I know the limit definition of the derivative is:
as the Lim h-->0 [F(x+a)-f(x)]/h
I get confused on the actual agebra part.
If anyone can kindly work it out, that would be very nice. thank you.
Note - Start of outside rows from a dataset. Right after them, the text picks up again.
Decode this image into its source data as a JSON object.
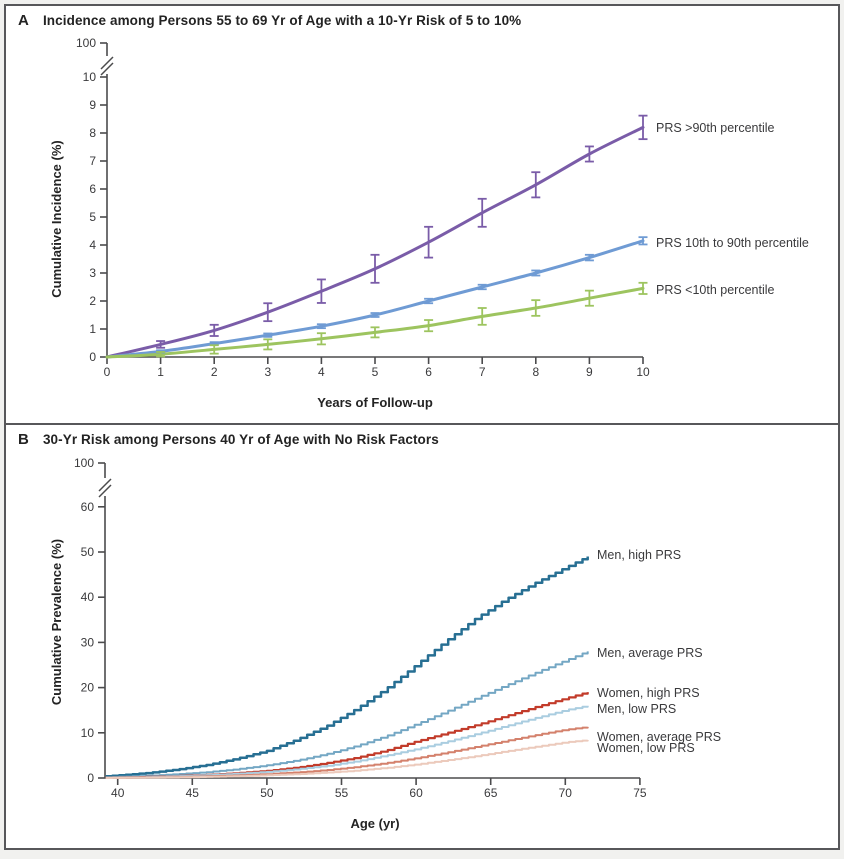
{
  "chart_data": [
    {
      "panel_label": "A",
      "type": "line",
      "title": "Incidence among Persons 55 to 69 Yr of Age with a 10-Yr Risk of 5 to 10%",
      "xlabel": "Years of Follow-up",
      "ylabel": "Cumulative Incidence (%)",
      "x": [
        0,
        1,
        2,
        3,
        4,
        5,
        6,
        7,
        8,
        9,
        10
      ],
      "x_ticks": [
        "0",
        "1",
        "2",
        "3",
        "4",
        "5",
        "6",
        "7",
        "8",
        "9",
        "10"
      ],
      "y_ticks": [
        "0",
        "1",
        "2",
        "3",
        "4",
        "5",
        "6",
        "7",
        "8",
        "9",
        "10"
      ],
      "y_axis_break": true,
      "y_top_tick_label": "100",
      "xlim": [
        0,
        10
      ],
      "ylim": [
        0,
        10
      ],
      "grid": false,
      "legend_position": "right-of-line-ends",
      "curve_style": "smooth",
      "error_bars": true,
      "series": [
        {
          "name": "PRS >90th percentile",
          "color": "#7a5ca8",
          "values": [
            0,
            0.45,
            0.95,
            1.6,
            2.35,
            3.15,
            4.1,
            5.15,
            6.15,
            7.25,
            8.2
          ],
          "error": [
            0,
            0.12,
            0.2,
            0.32,
            0.42,
            0.5,
            0.55,
            0.5,
            0.45,
            0.27,
            0.42
          ]
        },
        {
          "name": "PRS 10th to 90th percentile",
          "color": "#6f9bd4",
          "values": [
            0,
            0.2,
            0.48,
            0.78,
            1.1,
            1.5,
            2.0,
            2.5,
            3.0,
            3.55,
            4.15
          ],
          "error": [
            0,
            0.04,
            0.05,
            0.06,
            0.07,
            0.07,
            0.08,
            0.08,
            0.09,
            0.1,
            0.13
          ]
        },
        {
          "name": "PRS <10th percentile",
          "color": "#9dc45f",
          "values": [
            0,
            0.1,
            0.27,
            0.45,
            0.65,
            0.88,
            1.12,
            1.45,
            1.75,
            2.1,
            2.45
          ],
          "error": [
            0,
            0.08,
            0.15,
            0.18,
            0.2,
            0.18,
            0.2,
            0.3,
            0.28,
            0.27,
            0.2
          ]
        }
      ]
    },
    {
      "panel_label": "B",
      "type": "line",
      "title": "30-Yr Risk among Persons 40 Yr of Age with No Risk Factors",
      "xlabel": "Age (yr)",
      "ylabel": "Cumulative Prevalence (%)",
      "x": [
        39.2,
        40,
        42,
        44,
        46,
        48,
        50,
        52,
        54,
        56,
        58,
        60,
        62,
        64,
        66,
        68,
        70,
        71.5
      ],
      "x_ticks": [
        "40",
        "45",
        "50",
        "55",
        "60",
        "65",
        "70",
        "75"
      ],
      "y_ticks": [
        "0",
        "10",
        "20",
        "30",
        "40",
        "50",
        "60"
      ],
      "y_axis_break": true,
      "y_top_tick_label": "100",
      "xlim": [
        39,
        75
      ],
      "ylim": [
        0,
        60
      ],
      "grid": false,
      "legend_position": "right-of-line-ends",
      "curve_style": "step",
      "error_bars": false,
      "series": [
        {
          "name": "Men, high PRS",
          "color": "#276f93",
          "values": [
            0.4,
            0.6,
            1.1,
            1.9,
            2.9,
            4.3,
            6.0,
            8.5,
            11.5,
            15.3,
            19.8,
            25.0,
            30.3,
            35.3,
            39.5,
            43.2,
            46.5,
            49.0
          ]
        },
        {
          "name": "Men, average PRS",
          "color": "#74a7c4",
          "values": [
            0.15,
            0.25,
            0.5,
            0.85,
            1.3,
            1.95,
            2.8,
            3.9,
            5.3,
            7.1,
            9.3,
            11.9,
            14.7,
            17.6,
            20.5,
            23.3,
            26.0,
            28.0
          ]
        },
        {
          "name": "Women, high PRS",
          "color": "#c23b2a",
          "values": [
            0.05,
            0.1,
            0.25,
            0.45,
            0.7,
            1.1,
            1.6,
            2.3,
            3.3,
            4.5,
            6.1,
            8.1,
            9.9,
            11.7,
            13.7,
            15.7,
            17.6,
            19.0
          ]
        },
        {
          "name": "Men, low PRS",
          "color": "#aacde0",
          "values": [
            0.05,
            0.1,
            0.2,
            0.4,
            0.65,
            0.95,
            1.35,
            1.95,
            2.7,
            3.7,
            5.0,
            6.4,
            8.0,
            9.7,
            11.5,
            13.3,
            15.0,
            16.0
          ]
        },
        {
          "name": "Women, average PRS",
          "color": "#d4816c",
          "values": [
            0.02,
            0.05,
            0.12,
            0.22,
            0.38,
            0.58,
            0.85,
            1.25,
            1.75,
            2.45,
            3.3,
            4.4,
            5.6,
            6.9,
            8.2,
            9.5,
            10.7,
            11.3
          ]
        },
        {
          "name": "Women, low PRS",
          "color": "#eccabc",
          "values": [
            0.01,
            0.03,
            0.08,
            0.15,
            0.25,
            0.4,
            0.6,
            0.85,
            1.2,
            1.65,
            2.25,
            3.0,
            3.9,
            4.85,
            5.9,
            6.9,
            7.9,
            8.4
          ]
        }
      ]
    }
  ]
}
$\displaystyle \lim_{h \to 0}~\frac{\frac{2}{1-5(x+h)} - \frac{2}{1-5x}}{h}$

$\displaystyle \lim_{h \to 0}~\frac{\frac{2}{1-5x-5h} - \frac{2}{1-5x}}{h}$

$\displaystyle \lim_{h \to 0}~ \frac{\frac{2(1-5x) - 2(1-5x-5h)}{(1-5x-5h)(1-5x)}}{h}$

$\displaystyle \lim_{h \to 0}~\frac{\frac{2-10x-2+10x+10h}{1-5x-5h-5x+25x^2+25xh}}{h}$

$\displaystyle \lim_{h \to 0}~ \frac{\frac{10h}{1-10x+25x^2-5h+25xh}}{h}$

$\displaystyle \lim_{h \to 0}~ \frac{10h}{h(1-10x+25x^2-5h+25xh)}$

$\displaystyle \lim_{h \to 0}~ \frac{10}{1-10x+25x^2-5h+25xh}$

$\displaystyle \frac{10}{1-10x+25x^2}$
• Oct 17th 2008, 11:08 AM
VkL
which 1 is correct
which 1 is correct?
• Oct 17th 2008, 11:27 AM
ThePerfectHacker
Quote:

Originally Posted by VkL
which 1 is correct?

They are both correct.

Because $\displaystyle 1-10x+25x^2 = (1-5x)^2$.

Thus, $\displaystyle f'(x) = \frac{10}{(1-5x)^2}$.

Now let $\displaystyle x=1$ thus,
$\displaystyle f'(1) = \frac{10}{(1-5)^2} = \frac{10}{16}$.